State v. Crocker, (08-1363). 1st, Evidence sufficient for sex offense, evidence of penetration was child's statement that she was touched "where she pees" and that she felt faint and Doctor's testimony that description of feeling faint and pain is more consistent with touching inner labia (i.e. penetration) than outer. 2nd, no reversible error where medical expert offered an opinion on truthfulness of the minor (generally forbidden) because it was offered in response to a defense question.

"Did you ever ask her _ I guess, did you ever ask her if she was telling you the truth?" Witness: "I did not specifically ask her. I felt like what she was telling me was the truth."

State v. Dalton, (08-873). No error where state failed to give 10 days notice of intent to submit grossly aggravating factors, in a DWI case, required under 20-179(a1)(1), because the provisions effective date is after the Defendant committed the DWI.

State v. McGee, (08-1285). The fact that the principle pleads guilty to a lesser offense, does not prevent another from being charged and convicted for accessory after the fact to the greater, originally charged offense.

State v. Via, (08-1147). Defendant appealed, interlocutory, a motion to suppress. Court granted writ, but affirmed denial.
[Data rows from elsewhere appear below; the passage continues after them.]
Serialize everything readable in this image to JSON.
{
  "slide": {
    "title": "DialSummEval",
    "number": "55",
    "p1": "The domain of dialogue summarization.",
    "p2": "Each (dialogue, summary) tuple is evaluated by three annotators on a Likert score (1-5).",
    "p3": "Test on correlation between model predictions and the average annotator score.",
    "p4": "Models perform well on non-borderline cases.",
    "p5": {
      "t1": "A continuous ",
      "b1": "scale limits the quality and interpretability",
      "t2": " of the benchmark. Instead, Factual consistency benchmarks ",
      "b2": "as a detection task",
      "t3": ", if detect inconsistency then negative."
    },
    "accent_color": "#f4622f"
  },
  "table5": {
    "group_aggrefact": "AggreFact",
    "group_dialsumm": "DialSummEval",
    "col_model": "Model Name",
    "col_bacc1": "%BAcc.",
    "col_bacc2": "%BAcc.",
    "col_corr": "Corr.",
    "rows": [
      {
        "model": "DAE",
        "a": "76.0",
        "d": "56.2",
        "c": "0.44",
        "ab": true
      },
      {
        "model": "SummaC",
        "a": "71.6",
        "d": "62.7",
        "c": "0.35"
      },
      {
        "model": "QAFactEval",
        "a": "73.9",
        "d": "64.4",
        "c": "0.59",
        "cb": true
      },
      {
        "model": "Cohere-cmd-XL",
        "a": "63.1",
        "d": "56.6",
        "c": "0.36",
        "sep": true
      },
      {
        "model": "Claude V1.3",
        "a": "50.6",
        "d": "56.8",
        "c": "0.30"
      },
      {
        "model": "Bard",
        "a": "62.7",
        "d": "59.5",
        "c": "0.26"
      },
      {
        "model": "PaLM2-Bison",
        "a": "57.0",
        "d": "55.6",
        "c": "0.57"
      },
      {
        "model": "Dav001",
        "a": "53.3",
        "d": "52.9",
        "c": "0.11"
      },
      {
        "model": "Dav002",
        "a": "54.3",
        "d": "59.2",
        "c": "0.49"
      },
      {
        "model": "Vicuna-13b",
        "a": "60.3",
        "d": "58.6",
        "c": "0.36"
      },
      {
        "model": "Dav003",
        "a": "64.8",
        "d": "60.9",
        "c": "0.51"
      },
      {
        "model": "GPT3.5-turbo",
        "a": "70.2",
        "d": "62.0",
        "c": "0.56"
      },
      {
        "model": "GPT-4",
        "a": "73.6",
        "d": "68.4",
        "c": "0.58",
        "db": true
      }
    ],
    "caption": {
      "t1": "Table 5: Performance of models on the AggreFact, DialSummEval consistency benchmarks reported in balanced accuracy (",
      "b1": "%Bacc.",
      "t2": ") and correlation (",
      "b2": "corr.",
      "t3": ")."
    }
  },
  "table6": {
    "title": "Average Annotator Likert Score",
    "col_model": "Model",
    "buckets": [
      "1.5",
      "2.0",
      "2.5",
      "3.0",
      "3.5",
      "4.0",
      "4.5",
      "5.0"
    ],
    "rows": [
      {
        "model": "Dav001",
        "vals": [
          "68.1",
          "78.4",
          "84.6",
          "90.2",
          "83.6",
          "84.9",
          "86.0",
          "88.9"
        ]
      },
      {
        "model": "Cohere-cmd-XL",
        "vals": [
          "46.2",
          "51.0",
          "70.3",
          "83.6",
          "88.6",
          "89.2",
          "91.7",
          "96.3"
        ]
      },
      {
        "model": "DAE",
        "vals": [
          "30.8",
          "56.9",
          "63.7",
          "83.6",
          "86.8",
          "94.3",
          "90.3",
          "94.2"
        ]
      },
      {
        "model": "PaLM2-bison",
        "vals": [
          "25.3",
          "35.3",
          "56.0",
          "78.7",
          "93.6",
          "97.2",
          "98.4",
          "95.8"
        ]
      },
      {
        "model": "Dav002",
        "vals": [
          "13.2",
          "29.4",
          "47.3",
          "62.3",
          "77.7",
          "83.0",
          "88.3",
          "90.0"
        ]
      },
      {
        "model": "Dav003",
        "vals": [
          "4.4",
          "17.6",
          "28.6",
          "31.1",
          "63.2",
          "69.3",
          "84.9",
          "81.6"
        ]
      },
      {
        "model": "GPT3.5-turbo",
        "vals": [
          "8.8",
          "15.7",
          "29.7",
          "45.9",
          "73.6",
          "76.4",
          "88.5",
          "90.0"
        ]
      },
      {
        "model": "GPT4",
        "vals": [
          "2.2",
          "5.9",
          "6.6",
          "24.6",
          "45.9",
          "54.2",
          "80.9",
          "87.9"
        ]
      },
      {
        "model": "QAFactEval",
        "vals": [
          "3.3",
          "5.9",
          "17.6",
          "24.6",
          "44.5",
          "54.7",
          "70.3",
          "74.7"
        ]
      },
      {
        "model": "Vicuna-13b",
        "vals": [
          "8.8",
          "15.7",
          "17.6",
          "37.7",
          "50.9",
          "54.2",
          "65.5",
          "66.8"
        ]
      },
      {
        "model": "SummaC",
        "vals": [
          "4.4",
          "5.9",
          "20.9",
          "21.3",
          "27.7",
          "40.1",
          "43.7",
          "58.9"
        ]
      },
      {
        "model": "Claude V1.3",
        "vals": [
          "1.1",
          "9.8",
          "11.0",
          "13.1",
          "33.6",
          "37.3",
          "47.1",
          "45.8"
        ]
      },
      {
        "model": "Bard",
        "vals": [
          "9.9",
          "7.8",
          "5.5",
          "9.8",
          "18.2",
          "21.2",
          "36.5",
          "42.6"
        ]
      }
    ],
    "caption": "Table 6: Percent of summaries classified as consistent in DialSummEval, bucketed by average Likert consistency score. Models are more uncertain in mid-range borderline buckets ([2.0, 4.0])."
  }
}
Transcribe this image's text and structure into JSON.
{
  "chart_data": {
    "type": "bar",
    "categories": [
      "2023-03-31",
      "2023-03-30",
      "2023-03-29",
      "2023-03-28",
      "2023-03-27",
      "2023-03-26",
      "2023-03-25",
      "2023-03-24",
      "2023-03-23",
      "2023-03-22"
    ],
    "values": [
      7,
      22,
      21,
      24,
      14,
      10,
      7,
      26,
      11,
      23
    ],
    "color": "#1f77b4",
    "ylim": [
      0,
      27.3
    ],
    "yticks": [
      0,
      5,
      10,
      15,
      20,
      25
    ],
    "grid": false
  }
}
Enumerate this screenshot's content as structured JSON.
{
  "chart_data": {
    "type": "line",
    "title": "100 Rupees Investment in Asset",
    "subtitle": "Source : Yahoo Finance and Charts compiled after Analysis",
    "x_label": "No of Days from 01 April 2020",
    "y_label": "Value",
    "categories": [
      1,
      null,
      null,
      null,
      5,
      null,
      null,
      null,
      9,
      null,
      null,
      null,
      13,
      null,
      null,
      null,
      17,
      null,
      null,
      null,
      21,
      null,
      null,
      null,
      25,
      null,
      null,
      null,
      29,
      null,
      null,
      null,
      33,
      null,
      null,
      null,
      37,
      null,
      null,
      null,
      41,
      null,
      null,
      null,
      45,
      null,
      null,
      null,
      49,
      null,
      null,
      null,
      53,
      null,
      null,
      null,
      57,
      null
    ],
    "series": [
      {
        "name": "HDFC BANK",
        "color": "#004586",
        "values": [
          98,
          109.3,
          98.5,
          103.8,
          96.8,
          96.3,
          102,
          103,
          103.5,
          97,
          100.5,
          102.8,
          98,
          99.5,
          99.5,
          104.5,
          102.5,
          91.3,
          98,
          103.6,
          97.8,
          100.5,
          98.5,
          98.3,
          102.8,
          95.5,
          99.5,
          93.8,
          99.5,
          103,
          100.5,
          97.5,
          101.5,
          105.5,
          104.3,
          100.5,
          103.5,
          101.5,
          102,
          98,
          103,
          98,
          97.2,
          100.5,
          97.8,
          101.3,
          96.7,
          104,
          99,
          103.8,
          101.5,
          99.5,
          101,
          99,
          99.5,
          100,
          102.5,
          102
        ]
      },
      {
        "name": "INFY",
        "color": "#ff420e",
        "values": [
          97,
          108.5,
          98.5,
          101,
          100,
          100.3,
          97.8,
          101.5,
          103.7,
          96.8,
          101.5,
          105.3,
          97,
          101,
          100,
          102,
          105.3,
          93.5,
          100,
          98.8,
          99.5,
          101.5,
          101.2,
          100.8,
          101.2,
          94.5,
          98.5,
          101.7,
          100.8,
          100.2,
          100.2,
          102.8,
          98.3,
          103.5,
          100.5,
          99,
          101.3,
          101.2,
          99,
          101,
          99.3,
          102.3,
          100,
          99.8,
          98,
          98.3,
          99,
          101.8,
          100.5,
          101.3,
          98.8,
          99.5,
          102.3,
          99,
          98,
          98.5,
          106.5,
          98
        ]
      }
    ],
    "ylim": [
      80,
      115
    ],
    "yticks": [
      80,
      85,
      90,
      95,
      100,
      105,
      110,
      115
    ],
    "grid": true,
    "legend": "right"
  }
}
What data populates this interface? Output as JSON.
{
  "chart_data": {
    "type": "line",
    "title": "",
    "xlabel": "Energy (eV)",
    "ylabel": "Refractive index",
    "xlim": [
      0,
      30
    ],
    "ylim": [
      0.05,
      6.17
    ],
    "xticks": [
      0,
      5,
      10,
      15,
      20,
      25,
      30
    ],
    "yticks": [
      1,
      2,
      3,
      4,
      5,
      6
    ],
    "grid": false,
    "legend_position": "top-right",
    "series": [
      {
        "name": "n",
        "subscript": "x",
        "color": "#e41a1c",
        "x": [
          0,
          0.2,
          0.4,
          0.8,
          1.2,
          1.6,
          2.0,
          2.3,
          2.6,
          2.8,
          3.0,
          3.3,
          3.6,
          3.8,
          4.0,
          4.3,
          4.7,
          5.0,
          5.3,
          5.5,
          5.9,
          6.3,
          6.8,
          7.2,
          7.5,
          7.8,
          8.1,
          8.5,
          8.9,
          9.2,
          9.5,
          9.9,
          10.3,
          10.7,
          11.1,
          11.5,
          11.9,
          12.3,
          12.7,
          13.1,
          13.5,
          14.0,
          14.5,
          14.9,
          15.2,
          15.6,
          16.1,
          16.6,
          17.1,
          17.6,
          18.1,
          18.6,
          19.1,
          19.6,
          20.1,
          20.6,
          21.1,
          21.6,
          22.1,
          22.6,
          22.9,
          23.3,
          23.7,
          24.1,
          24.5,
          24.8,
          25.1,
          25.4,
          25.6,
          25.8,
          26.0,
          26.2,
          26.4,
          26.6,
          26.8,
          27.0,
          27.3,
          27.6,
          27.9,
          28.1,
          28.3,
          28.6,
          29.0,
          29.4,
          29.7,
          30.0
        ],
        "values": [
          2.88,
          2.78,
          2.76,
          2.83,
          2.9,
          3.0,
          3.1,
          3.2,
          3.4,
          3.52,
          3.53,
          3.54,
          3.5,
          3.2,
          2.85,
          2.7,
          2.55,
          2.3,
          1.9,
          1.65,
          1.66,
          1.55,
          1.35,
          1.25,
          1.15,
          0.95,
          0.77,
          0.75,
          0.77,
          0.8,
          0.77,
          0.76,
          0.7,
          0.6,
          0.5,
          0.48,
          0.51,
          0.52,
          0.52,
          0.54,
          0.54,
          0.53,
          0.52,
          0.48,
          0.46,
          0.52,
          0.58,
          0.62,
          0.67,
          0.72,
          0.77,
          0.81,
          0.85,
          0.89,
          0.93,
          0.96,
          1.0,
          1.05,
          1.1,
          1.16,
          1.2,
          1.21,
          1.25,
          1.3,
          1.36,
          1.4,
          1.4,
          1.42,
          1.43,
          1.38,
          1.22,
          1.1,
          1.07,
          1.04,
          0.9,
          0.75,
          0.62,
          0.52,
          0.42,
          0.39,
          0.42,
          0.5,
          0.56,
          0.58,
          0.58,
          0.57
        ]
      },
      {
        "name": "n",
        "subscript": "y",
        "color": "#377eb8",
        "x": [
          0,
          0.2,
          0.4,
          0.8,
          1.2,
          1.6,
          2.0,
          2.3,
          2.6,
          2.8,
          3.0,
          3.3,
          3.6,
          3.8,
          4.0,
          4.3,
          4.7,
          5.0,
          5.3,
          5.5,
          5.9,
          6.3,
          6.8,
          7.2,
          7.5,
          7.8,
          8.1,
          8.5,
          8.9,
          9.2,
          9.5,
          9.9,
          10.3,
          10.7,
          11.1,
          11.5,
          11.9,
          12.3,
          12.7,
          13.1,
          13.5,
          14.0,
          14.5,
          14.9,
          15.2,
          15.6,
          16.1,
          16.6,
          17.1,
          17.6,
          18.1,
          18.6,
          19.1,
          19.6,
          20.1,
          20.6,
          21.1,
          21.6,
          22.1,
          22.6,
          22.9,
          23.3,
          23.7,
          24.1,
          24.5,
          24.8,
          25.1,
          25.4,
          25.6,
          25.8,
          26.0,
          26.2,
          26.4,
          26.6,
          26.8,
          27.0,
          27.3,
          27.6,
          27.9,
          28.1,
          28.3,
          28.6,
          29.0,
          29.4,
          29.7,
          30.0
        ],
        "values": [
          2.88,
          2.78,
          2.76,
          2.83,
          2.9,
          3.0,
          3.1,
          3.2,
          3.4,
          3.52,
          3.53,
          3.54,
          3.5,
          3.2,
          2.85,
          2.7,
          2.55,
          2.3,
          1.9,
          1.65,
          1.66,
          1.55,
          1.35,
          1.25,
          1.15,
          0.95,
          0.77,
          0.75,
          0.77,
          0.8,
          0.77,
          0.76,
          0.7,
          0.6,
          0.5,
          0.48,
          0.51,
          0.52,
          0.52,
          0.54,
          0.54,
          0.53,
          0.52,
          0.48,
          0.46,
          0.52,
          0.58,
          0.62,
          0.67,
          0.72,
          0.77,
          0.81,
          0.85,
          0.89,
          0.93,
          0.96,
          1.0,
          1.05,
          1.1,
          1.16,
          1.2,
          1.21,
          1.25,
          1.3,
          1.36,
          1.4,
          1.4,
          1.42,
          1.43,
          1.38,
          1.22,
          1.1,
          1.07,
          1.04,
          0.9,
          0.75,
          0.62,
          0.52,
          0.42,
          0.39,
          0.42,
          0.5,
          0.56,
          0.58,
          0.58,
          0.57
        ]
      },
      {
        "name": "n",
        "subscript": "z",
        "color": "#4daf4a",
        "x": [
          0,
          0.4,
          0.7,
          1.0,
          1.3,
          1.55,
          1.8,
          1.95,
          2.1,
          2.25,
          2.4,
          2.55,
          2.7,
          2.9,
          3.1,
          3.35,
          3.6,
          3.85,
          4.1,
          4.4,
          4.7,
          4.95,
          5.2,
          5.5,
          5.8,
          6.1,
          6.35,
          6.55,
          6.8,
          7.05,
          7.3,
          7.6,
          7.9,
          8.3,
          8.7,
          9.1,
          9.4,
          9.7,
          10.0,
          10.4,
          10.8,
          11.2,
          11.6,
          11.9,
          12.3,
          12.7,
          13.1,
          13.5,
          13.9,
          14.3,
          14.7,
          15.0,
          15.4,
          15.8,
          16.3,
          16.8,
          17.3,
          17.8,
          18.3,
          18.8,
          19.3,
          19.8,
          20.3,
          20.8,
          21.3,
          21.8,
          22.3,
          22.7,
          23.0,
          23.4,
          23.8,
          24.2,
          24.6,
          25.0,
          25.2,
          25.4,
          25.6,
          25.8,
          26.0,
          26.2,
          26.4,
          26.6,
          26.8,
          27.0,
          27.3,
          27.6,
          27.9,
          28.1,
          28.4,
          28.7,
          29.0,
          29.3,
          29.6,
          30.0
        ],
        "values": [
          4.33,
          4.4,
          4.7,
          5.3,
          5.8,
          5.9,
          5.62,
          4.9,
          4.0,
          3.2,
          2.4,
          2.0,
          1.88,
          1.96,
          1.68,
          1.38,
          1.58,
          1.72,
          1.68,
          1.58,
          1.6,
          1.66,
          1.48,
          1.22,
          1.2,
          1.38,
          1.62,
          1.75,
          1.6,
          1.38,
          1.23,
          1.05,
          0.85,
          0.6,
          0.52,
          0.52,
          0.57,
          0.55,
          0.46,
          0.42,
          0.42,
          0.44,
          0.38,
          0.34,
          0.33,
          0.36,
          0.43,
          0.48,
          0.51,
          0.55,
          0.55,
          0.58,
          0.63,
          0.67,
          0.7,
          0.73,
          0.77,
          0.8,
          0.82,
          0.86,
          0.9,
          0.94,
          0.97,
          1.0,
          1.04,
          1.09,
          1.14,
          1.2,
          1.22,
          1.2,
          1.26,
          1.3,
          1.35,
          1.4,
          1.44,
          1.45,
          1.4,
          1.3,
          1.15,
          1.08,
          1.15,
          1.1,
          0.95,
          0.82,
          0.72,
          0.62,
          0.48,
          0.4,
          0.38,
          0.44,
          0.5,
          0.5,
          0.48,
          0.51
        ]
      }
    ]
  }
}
Part of Defendant's argument was that the state shouldn't have been allowed to appeal the District Court's grant of the motion to suppress to Superior Court (which reversed). The Court Appeals found no problem with that interlocutory appeal to Superior Court.

State v. Wallace, (08-1429). No error in instructing jury in disjunctive thories for AWDWISI, where substantial evidence was presented on both theories.